On Tuesday, the justices wrangled once again over the preemptive reach of the federal Food, Drug and Cosmetic Act in an effort to decide whether the law prevents design defect claims against generic drug manufacturers.
The case, Mutual Pharmaceutical Co. v. Bartlett, gives the justices a chance to draw a line between two previous rulings: the 2009 holding in Wyeth v. Levine that state-law failure-to-warn drug claims are not automatically preempted by federal law; and the 2011 ruling in PLIVA Inc. v. Mensing that federal regulations governing generic drugs directly conflict with, and thus preempt, those claims.
Attorneys representing plaintiffs say that design defect suits play an important role in regulating drug manufacturers to ensure that products are safe and that victims are compensated when drugs are dangerous.
“Drug suits are complementary to the FDA’s mission in making drugs safe and effective,” said Keith M. Jensen, of Jensen Associates in Fort Worth, Texas, who has represented plaintiff Karen L. Bartlett since the trial level.
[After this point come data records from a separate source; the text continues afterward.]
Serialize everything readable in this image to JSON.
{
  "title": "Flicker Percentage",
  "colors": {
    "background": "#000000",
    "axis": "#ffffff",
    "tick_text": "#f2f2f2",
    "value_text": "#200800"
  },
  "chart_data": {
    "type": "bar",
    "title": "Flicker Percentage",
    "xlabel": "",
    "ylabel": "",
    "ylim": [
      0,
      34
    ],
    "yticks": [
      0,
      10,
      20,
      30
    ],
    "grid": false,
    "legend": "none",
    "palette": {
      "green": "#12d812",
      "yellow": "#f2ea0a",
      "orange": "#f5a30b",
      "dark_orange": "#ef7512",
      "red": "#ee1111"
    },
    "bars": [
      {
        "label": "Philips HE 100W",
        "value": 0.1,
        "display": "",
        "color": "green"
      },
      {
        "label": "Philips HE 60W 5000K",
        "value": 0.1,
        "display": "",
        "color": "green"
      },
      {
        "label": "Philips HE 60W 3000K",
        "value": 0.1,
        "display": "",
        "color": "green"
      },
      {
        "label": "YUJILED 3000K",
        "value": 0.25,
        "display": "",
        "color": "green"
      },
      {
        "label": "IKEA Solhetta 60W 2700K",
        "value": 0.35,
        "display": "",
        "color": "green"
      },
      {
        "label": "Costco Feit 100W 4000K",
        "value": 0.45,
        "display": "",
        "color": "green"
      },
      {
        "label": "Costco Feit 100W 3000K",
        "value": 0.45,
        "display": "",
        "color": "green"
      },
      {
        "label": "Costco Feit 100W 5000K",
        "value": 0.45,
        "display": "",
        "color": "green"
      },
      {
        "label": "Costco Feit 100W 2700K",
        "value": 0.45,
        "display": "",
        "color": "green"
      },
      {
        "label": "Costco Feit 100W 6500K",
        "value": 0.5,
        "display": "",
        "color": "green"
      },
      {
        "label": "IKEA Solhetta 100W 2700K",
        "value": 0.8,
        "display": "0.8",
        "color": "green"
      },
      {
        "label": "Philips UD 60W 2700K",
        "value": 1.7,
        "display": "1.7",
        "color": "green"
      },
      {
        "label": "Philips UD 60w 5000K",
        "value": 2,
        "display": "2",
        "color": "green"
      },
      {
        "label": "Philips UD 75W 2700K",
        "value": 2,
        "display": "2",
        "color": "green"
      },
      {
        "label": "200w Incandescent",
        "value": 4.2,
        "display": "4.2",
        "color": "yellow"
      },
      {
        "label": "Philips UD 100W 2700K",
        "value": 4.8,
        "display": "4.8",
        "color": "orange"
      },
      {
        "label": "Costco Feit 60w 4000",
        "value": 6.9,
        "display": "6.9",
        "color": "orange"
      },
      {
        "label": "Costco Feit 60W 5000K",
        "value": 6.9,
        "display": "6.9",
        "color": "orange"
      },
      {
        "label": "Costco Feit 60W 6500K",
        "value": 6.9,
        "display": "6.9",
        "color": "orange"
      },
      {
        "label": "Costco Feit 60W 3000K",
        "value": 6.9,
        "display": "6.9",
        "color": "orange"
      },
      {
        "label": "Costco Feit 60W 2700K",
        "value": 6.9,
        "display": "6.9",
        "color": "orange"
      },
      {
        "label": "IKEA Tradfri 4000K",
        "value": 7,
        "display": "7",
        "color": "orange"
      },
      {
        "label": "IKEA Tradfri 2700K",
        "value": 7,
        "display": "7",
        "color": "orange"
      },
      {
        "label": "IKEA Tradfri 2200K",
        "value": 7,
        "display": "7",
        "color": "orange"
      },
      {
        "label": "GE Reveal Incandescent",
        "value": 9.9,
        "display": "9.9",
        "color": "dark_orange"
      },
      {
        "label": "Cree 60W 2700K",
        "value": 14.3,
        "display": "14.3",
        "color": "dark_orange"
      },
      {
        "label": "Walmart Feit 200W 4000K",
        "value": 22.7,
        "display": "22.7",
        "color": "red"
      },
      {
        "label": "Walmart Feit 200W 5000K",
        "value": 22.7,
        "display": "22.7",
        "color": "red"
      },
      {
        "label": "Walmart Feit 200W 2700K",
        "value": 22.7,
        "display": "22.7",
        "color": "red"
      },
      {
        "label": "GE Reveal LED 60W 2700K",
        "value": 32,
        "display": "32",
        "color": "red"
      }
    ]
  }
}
But tort defense attorneys say that design defect claims against generic drug makers, which have been on the rise since the court handed down Mensing, should be preempted just as failure-to-warn cases are. It’s up to the Food and Drug Administration, not members of juries, to decide whether a drug is safe to market, they say. As cases like this one demonstrate, they argue, it is impossible to comply with both, so federal law trumps.
“These claims are definitely an attempt to find a way around Mensing,” said James M. Beck, counsel in the Philadelphia office of Reed Smith.
And plaintiffs may be a tougher sell this time around. Unlike in Mensing, when the Justice Department backed the patient as amicus, in Bartlett it is backing the drug company — a move that confounds Jensen.
“The FDA commissioner last week said that the FDA cannot ensure safety,” Jensen said, referring to a speech Commissioner Margaret Hamburg gave in Boston warning of the effect of the federal budget sequester on the agency. “This week they are arguing they are the sole arbiter of that.”
Identical drug, competing standards?
Federal law requires that the design and labeling of generic drugs be materially identical to that of their brand name counterparts. Bartlett, who developed a degenerative skin disease after being given the generic version of the pain reliever Clinoril called sulindac, argues that she should be able to bring drug design defect claims.